Archdeacon of Brecon
- Incumbent
- Assumed office 2013

Personal details
- Born: 1956 (age 69–70) Bournemouth
- Spouse: Susan Jevons
- Children: 2
- Alma mater: University of Exeter Ridley Hall, Cambridge

= Alan Jevons =

Alan Neil Jevons (b 1956) is a Church in Wales priest: he has been Archdeacon of Brecon since 2013.

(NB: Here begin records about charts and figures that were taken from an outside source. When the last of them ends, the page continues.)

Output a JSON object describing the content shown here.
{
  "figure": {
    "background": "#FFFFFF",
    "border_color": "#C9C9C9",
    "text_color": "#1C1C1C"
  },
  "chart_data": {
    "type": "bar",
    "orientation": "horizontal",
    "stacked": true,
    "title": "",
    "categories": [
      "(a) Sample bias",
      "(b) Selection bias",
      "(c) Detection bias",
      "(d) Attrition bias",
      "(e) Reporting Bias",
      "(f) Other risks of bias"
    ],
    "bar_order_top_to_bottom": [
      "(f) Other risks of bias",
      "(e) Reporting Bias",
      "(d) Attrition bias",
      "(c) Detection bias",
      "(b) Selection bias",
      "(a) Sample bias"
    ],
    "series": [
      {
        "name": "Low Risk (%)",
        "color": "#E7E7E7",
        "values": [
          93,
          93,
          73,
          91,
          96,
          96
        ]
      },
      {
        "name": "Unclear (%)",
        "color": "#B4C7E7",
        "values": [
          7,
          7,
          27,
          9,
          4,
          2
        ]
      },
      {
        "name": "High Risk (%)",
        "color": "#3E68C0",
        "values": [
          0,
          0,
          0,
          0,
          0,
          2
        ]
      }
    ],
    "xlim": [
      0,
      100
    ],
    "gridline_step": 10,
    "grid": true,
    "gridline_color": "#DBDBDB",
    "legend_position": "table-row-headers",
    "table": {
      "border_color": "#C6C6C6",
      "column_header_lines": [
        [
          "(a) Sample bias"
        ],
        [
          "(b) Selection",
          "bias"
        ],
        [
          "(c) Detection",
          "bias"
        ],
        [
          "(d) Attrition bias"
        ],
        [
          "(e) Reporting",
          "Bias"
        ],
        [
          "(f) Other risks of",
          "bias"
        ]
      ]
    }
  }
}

He was born in Bournemouth and educated at the University of Exeter and Ridley Hall, Cambridge. He was made deacon at Petertide 1981 (28 June) and ordained priest the following Petertide (27 June 1982) — both times by Philip Goodrich, Bishop of Worcester, at Worcester Cathedral. After curacies in Halesowen and Heywood he was Team Vicar of Hereford from 1987 to 1993. He was at Much Birch from 1993 until 2002; and Tenbury Wells from 2002 until 2007. He was Vicar of Llyn Syfaddan from 2007 until 2015; and Social Responsibility Officer for the Diocese of Swansea and Brecon from 2007 until his appointment as Archdeacon. He was collated Archdeacon of Brecon at Brecon Cathedral on 17 February 2013.